It’s news to me: National Smoking Awareness Day is March 13. I was aware of something called the National Smokeout on November 16, but apparently, given how stubborn tobacco addiction is, we needed another day to get folks to pay attention.
Anyway, here’s an article on the importance of (and challenges inherent in) smoking cessation.
Why it’s so hard to quit smoking — and how to boost your odds of stopping for good
If you’ve been a regular smoker for some time, chances are the main reason you stick with it, despite the expense and health risks involved, is plain old addiction. That includes withdrawal symptoms, cravings, and that weird collection of smoking-related habits and behaviors that have emerged over time, through sheer repetition.
Such as having a cigarette with your morning coffee. Or following a meal. When you need to relax, or to reduce feelings of discomfort during periods of stress. Those are just some of the motives cited by smokers.
Before I quit smoking, I would have said that all I required was the passage of 20 minutes since the last cigarette. That’s when withdrawal peaked. Since the most effective way to relieve cigarette withdrawal is to smoke another cigarette, it feels like the natural thing to do.
Understandably, there’s a real incentive for science or business to come up with an easier, softer alternative to giving up cigarettes, as opposed to the time-tested method of simply stopping. After all, stopping is uncomfortable. Most smokers would rather not, if they didn’t absolutely have to.
Couldn’t someone come up with another option? Less harmful than tobacco, perhaps, but one that allows us to continue feeding ourselves nicotine?
When I began working in addiction treatment, practically everyone smoked. Most of the clean and sober folks at 12 Step meetings were smokers, too, so it was assumed that tobacco smoking was no hazard to sobriety.
It wasn’t until the smoking cessation movement of the late 70’s and the 80’s that rehabs began to restrict and even prohibit smoking. That was largely because of heavily publicized research on second-hand smoke, and its adverse effects on the people around the smoker, including children. That was a more powerful argument than the damage smoking did to the smoker’s own health. Smokers already knew about that, and it hadn’t been enough to motivate them to quit.
The emergence of electronic smoking and vaping were originally intended as a way to help people quit smoking altogether. Results were mixed; most smokers simply transferred their addiction from the cigarette to the vape device. Then some enterprising souls decided to sell the flavored variety of electronic cigarettes to nonsmokers, particularly young ones (including minors), in hopes of turning them into long-term customers for this wholly new form of nicotine addiction.

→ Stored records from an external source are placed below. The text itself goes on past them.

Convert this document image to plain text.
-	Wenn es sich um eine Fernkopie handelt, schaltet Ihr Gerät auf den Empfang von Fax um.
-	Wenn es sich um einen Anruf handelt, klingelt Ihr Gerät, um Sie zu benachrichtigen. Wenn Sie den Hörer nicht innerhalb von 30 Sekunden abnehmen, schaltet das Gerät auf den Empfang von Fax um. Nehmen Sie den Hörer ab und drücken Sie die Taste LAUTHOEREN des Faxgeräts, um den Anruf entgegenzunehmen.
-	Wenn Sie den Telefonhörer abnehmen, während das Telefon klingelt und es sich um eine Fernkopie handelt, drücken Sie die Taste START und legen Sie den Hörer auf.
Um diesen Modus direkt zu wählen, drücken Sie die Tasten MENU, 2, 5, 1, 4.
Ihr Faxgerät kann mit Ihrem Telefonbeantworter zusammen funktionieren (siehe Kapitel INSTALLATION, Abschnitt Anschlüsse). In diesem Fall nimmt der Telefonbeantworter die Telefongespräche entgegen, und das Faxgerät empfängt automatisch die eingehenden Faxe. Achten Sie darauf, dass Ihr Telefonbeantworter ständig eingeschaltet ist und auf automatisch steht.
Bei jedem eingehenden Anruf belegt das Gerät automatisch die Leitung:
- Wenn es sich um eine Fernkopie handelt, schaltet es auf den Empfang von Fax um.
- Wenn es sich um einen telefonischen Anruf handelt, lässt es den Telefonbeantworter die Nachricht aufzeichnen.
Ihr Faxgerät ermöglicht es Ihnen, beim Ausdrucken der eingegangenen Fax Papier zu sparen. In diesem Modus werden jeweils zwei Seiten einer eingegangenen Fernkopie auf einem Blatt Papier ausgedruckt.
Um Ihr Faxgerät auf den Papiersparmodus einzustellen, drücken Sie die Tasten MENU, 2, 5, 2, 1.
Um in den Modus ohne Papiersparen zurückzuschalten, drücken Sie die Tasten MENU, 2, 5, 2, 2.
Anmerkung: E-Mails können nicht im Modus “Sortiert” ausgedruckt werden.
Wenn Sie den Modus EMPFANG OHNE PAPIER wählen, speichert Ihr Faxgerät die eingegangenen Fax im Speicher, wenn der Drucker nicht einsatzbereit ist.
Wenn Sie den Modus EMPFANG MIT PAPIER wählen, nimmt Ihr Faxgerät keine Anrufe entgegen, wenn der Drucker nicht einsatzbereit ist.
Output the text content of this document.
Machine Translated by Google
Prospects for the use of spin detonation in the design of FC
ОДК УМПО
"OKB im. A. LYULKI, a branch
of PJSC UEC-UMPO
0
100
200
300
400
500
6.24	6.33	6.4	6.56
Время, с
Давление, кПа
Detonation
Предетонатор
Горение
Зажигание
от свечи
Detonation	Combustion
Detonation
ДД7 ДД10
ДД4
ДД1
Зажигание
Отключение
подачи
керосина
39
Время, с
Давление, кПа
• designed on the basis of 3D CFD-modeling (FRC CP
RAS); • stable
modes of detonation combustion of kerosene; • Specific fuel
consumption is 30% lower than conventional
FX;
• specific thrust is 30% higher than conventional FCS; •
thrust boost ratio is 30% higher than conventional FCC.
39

Fortunes were made, that’s for sure.
(Incidentally, we’ve covered the issue of nicotine addiction and even offered smoking cessation help here before.)
Where we stand now: Per CDC, “Current smoking has declined from 20.9% (nearly 21 of every 100 adults) in 2005 to 11.5% (nearly 12 of every 100 adults) in 2021.” A big improvement, for which we can all be thankful.
Even knowing that nearly 24 million US adults still consider themselves cigarette smokers. I think you’ll agree — we have a long way to go.